The few people bobbing up in Ana Vaz’s It Is Night in America are anonymous ciphers, their faces scarcely (if at all) visible, protruding limbs or silhouettes pressed against the concrete. Night, Vaz’s first feature, is a caliginous foray into the animal world hidden in and around Brasilia, where humans take a backseat and the megacity stands as a skyscraper-infested jungle. The film’s protagonists are a pantheon of exiles: monkeys bolting across streets, cobras hiding in private gardens, capybaras resting on lawns, giant otters roaming water ducts. “Are animals invading our cities,” a voice wonders halfway through, “or are we occupying their habitat?” It’s a question that might as well double as a tagline, but Night has a way of stretching and expanding its focus, and its close-up portraits of the capital’s fauna swell into something else entirely. Gradually, the film becomes a story of an invasion—a study of Brazil’s rampant urbanization and the creatures it made homeless. It becomes a tale of two cities, of two kingdoms fighting in a zero-sum game. It becomes a Western.
As a backdrop, Brasilia provides the perfect battleground. The city’s history is rooted in a restless cycle of turf wars, violence, and displacement. Built in the late 1950s after then-president Juscelino Kubitscheck ordered the capital be moved from Rio de Janeiro to a more central location, it was originally conceived as an urban utopia that would group together people from all walks of life. But its growth soon spurred all manner of segregation schemes, a series of government-backed efforts that kept indigents and migrants away from the new Eden. The tension is felt everywhere in Night, which kicks off with a dizzying pan across Brasilia’s skylines before dropping us at ground level and venturing on a parade of exotic animals caught prowling streets and lawns.
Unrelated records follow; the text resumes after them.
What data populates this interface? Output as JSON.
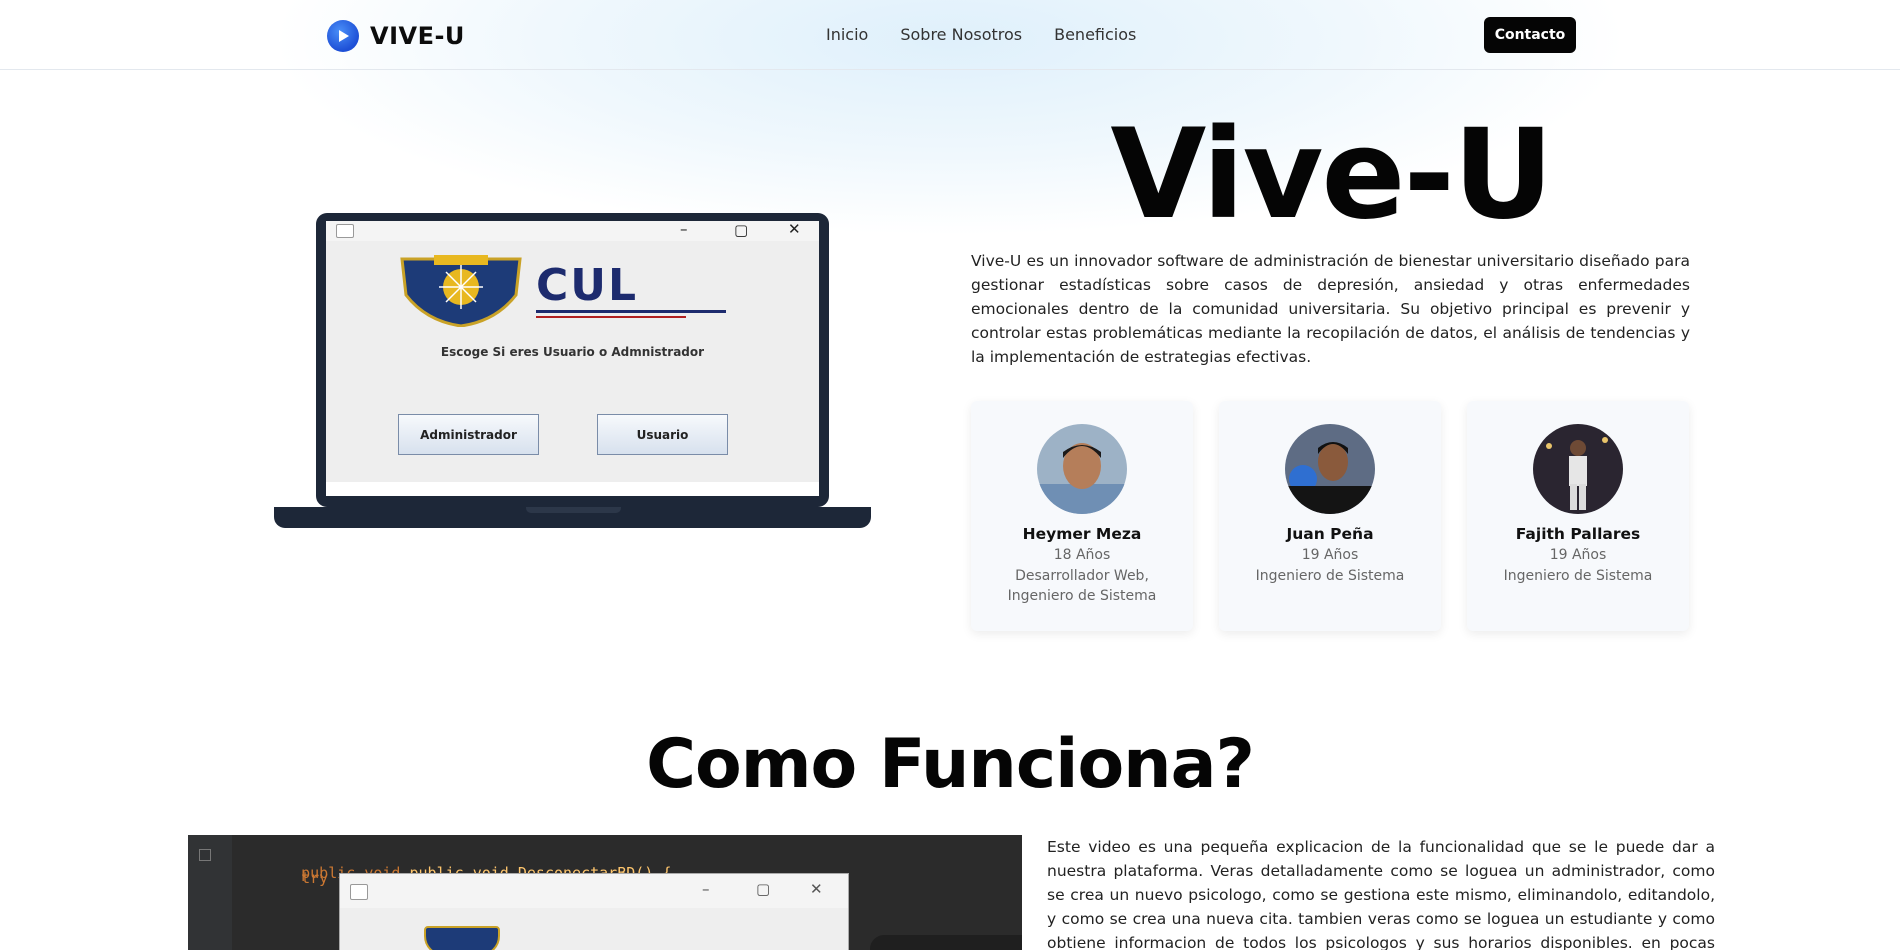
{
  "nav": {
    "brand": "VIVE-U",
    "links": [
      "Inicio",
      "Sobre Nosotros",
      "Beneficios"
    ],
    "contact_label": "Contacto"
  },
  "hero": {
    "title": "Vive-U",
    "description": "Vive-U es un innovador software de administración de bienestar universitario diseñado para gestionar estadísticas sobre casos de depresión, ansiedad y otras enfermedades emocionales dentro de la comunidad universitaria. Su objetivo principal es prevenir y controlar estas problemáticas mediante la recopilación de datos, el análisis de tendencias y la implementación de estrategias efectivas.",
    "app_window": {
      "logo_text": "CUL",
      "prompt": "Escoge Si eres Usuario o Admnistrador",
      "admin_button": "Administrador",
      "user_button": "Usuario"
    }
  },
  "team": [
    {
      "name": "Heymer Meza",
      "age": "18 Años",
      "role": "Desarrollador Web, Ingeniero de Sistema"
    },
    {
      "name": "Juan Peña",
      "age": "19 Años",
      "role": "Ingeniero de Sistema"
    },
    {
      "name": "Fajith Pallares",
      "age": "19 Años",
      "role": "Ingeniero de Sistema"
    }
  ],
  "how": {
    "title": "Como Funciona?",
    "code_line1": "public void DesconectarBD() {",
    "code_line2": "    try",
    "description": "Este video es una pequeña explicacion de la funcionalidad que se le puede dar a nuestra plataforma. Veras detalladamente como se loguea un administrador, como se crea un nuevo psicologo, como se gestiona este mismo, eliminandolo, editandolo, y como se crea una nueva cita. tambien veras como se loguea un estudiante y como obtiene informacion de todos los psicologos y sus horarios disponibles. en pocas palabras veras cada una de las"
  },
  "colors": {
    "accent": "#1d4fd6",
    "dark": "#050505",
    "laptop": "#1d2738"
  }
}
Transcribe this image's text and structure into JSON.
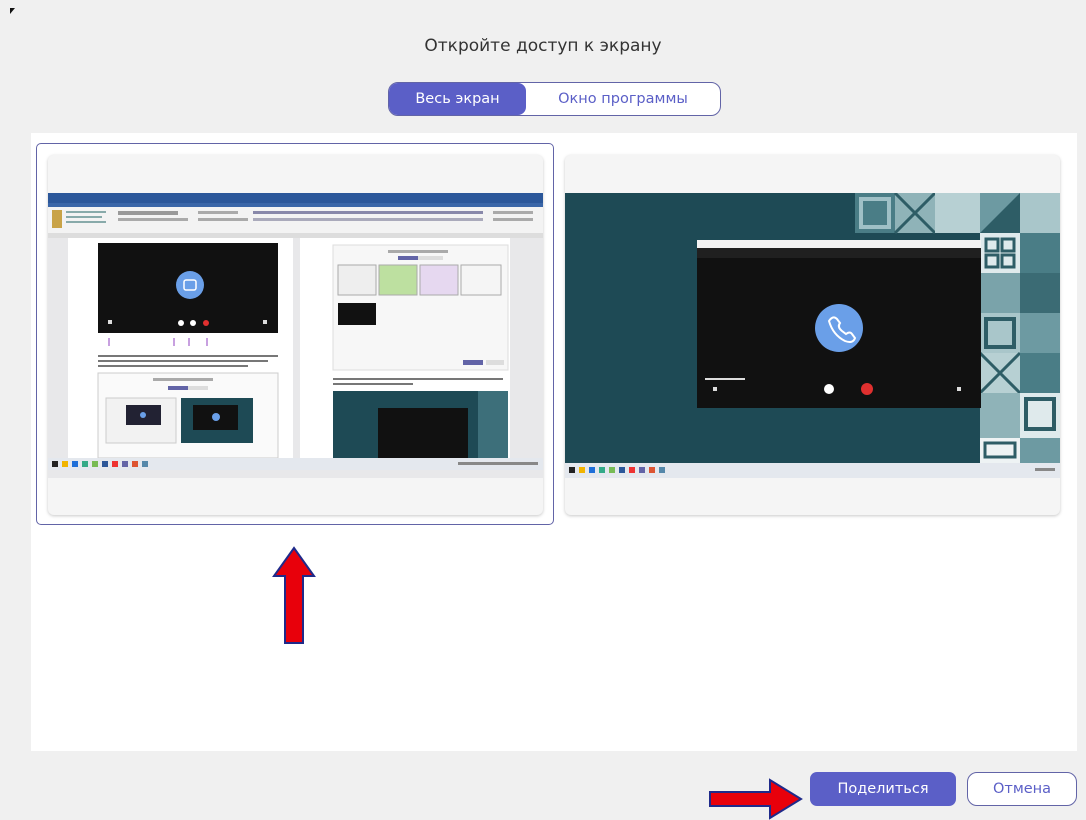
{
  "dialog": {
    "title": "Откройте доступ к экрану"
  },
  "tabs": [
    {
      "label": "Весь экран",
      "active": true
    },
    {
      "label": "Окно программы",
      "active": false
    }
  ],
  "screens": [
    {
      "name": "screen-1",
      "selected": true
    },
    {
      "name": "screen-2",
      "selected": false
    }
  ],
  "actions": {
    "share_label": "Поделиться",
    "cancel_label": "Отмена"
  },
  "colors": {
    "accent": "#5b5fc7",
    "annotation_arrow": "#e8000b",
    "desktop_teal": "#1e4a55"
  },
  "annotations": [
    "up-arrow-under-screen-1",
    "right-arrow-to-share-button"
  ]
}
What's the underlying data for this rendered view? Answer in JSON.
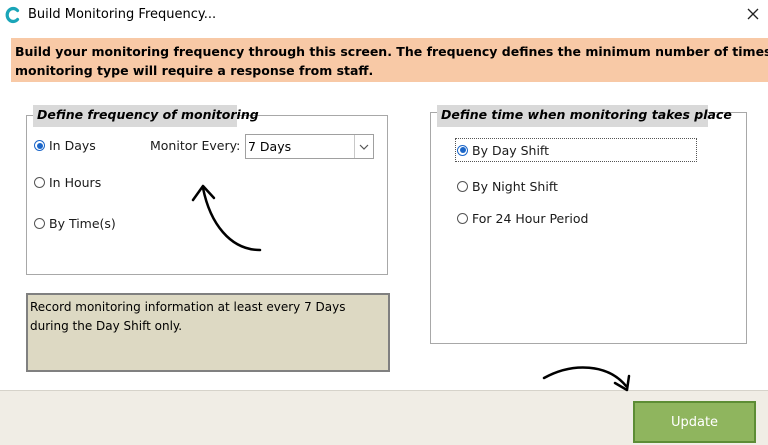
{
  "window": {
    "title": "Build Monitoring Frequency..."
  },
  "banner": {
    "line1": "Build your monitoring frequency through this screen.  The frequency defines the minimum number of times this",
    "line2": "monitoring type will require a response from staff."
  },
  "frequency_group": {
    "title": "Define frequency of monitoring",
    "options": [
      {
        "label": "In Days",
        "selected": true
      },
      {
        "label": "In Hours",
        "selected": false
      },
      {
        "label": "By Time(s)",
        "selected": false
      }
    ],
    "monitor_every_label": "Monitor Every:",
    "monitor_every_value": "7 Days"
  },
  "time_group": {
    "title": "Define time when monitoring takes place",
    "options": [
      {
        "label": "By Day Shift",
        "selected": true
      },
      {
        "label": "By Night Shift",
        "selected": false
      },
      {
        "label": "For 24 Hour Period",
        "selected": false
      }
    ]
  },
  "summary": {
    "text": "Record monitoring information at least every 7 Days during the Day Shift only."
  },
  "footer": {
    "update_label": "Update"
  },
  "colors": {
    "banner": "#f8c9a6",
    "summary_bg": "#ddd9c3",
    "update_btn": "#8fb55e",
    "radio_selected": "#1b66c9"
  },
  "icons": {
    "app": "app-logo-icon",
    "close": "close-icon",
    "dropdown": "chevron-down-icon"
  }
}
Vaz intersperses glimpses of the local fauna—a garrulous bunch featuring birds of prey, reptiles, and all kinds of mammals—with a few phone calls from alarmed citizens asking cops to remove the unwanted trespassers. In one such rescue op we follow forest police officers as they pick up a wood fox from a garden and deliver it to a clinic. “I often joke that our ward is made of refugees,” says the vet (credited under her name and her species’, as every other living being in Night), and the analogy ricochets throughout. This is, in some ways, a real-time chronicle of an extinction; for every “refugee” rescued and shipped to Brasilia’s zoo, where much of this film is shot, there are countless more who could not adapt to the new environment and were misplaced (or killed) by the new landlords.
But that would only account for a fraction of Night’s scope. Concerned as she is with the disappearance of Brasilia’s fauna, Vaz is also intrigued by another kind of extinction, that of the image itself. The film was shot in 16mm, and the director (working as her own cinematographer) relies on a day-by-night technique widely used in early days of filmmaking, which here douses nearly all frames in a blue palette. The metropolis Vaz captures as she traverses its streets, the camera fixed to the roof of a car, is a continuous locomotion of twilights and shadows; even daytime shots look like they’ve been yanked from an endless dusk. The choice graces Night with a lunar, near-extraterrestrial beauty, yet also brings it in conversation with film history through the materiality (and perishability) of its images. There is between the Night’s exotic creatures and Vaz’s analogue filmmaking an unlikely connection rooted in their mutual and inevitable disappearance. And Vaz doubles down on that decay by embracing not just the themes, but very aesthetic of the Western: the day-for-night technique (“Nuit Américaine” in French, hence the film’s title) reached its peak during the genre’s heyday.
Yet for all its apocalyptic mood—amplified by Guilherme Vaz’s soundscape, a symphony that blends urban noises with horns and percussions—Night maintains a combative, subversive zing. Not only does it elide humans from the frame, focusing instead on beings modernity has made all but invisible. It also purposely troubles our understanding of what its images might mean, where they may come from, how they should be read. The rare times Vaz chimes in with a kind of commentary—aside from the few phone calls and chats at the vet—she relies on an invisible narrator who speaks in gualín, an argot of inverted syllables and reshuffled words (think of it as a Brazilian version of the French verlan). The choice has a distancing and confounding effect that Vaz extends to both Portuguese and English-speaking viewers—subtitles are tweaked to reflect gualín’s somersaulting across grammar and syntax.
But it also feels of a piece with the film’s overall goal: to question and challenge the human gaze as our only entry into the world. To be following Vaz down her crepuscular voyage is to reckon with the fragility of the images she records and of the creatures who populate them. It is also to adjust to and embrace new ways of seeing, a cognitive dissonance designed to rejig our relationship with her subjects and the medium itself. As with every epiphany, It Is Night in America is both unsettling and liberating.
It Is Night in America premiered at the Locarno Film Festival.